Amplifier – Solving Isolation Amplifier Gain Problems

amplifiergainisolation

I'm having a little trouble with an isolation amplifier. I'm using an HCPL-7800 isolation amplifier, in the circuit format provided by the manufacturer as a test circuit, and feeding it low voltage DC (0-200mV input). The gain of the amplifier should be flat at about 8.029 nominal, but at low input voltage (1mV) I'm seeing a gain of 25, and at my max input voltage (180mV) I'm seeing a gain of 7.9 (linear drop). I've almost exhausted every resource on this. I've laid out the board according to the manufacturer's recommendations, used the proper soldering temperatures, input resistance, etc. I've even been in correspondence with Avago, who claims it's properly set up, but they themselves have no idea why it isn't working correctly, and their demo board is a near copy of my circuit (different resistors, different input range). They have however given up on this issue and stopped responding. Does anyone have any insight as to what would cause this phenomenon? Thanks All![Test Circuit]1

Best Answer

This isolation amplifier is really designed for a very specific application- measurement of motor phase current on a VFD using a shunt.

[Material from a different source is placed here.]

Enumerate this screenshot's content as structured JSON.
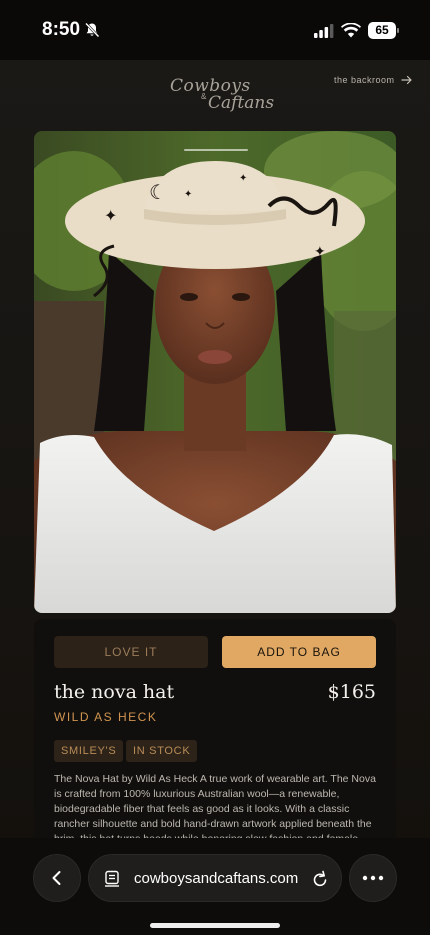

That's why it has a very low full scale voltage of +/-200mV (negating the need for an op-amp in that application), and why you need a ~55:1 attenuator for your application.

You may be able to use it for your ~+/-10V application but you will need to account for the input offset voltage and input offset voltage drift. The input-referred (to your divider) effect of the +/-3mV maximum offset voltage over temperature is about +/-170mV, so less than 2%, which is adequate for the intended application.

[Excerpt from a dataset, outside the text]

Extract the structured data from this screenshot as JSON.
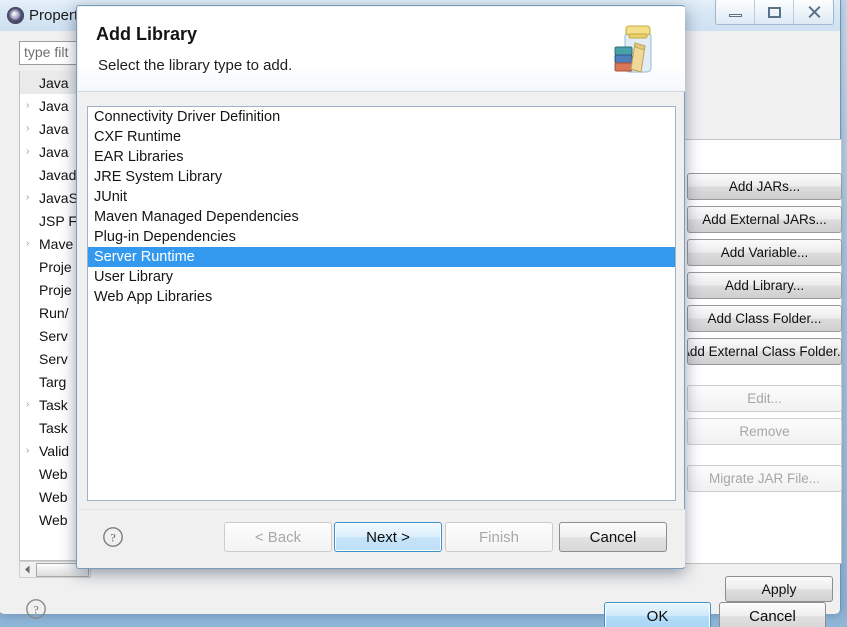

You can trim off the offset voltage at the output since the part is quite linear, however you cannot easily compensate for the drift with temperature, which is maximum +/-10uV/°C or about +/-550uV/°C at the input to your attenuator. So if you null it at 25°C and the temperature changes to 50°C that could represent as much as about 14mV change at the input to the attenuator.

That's still pretty good, and this is a pretty inexpensive isolation amplifier (due to the high volume application) so this is not a bad way to go if it meets your requirements, but each one would have to be individually nulled. This can be done digitally if the amplifier output is digitized by an MCU or with a trimpot with a suitable reference voltage and circuit. There are obvious advantages and disadvantages each way (for example, data stored in EEPROM has to be written there and it could be lost at some point in the life of the product).

Remember gain is delta-Vout/delta-Vin so you can't get accurate gain measurements by assuming Vout(0) = 0. It will be as much as +/-24mV differential voltage at the output.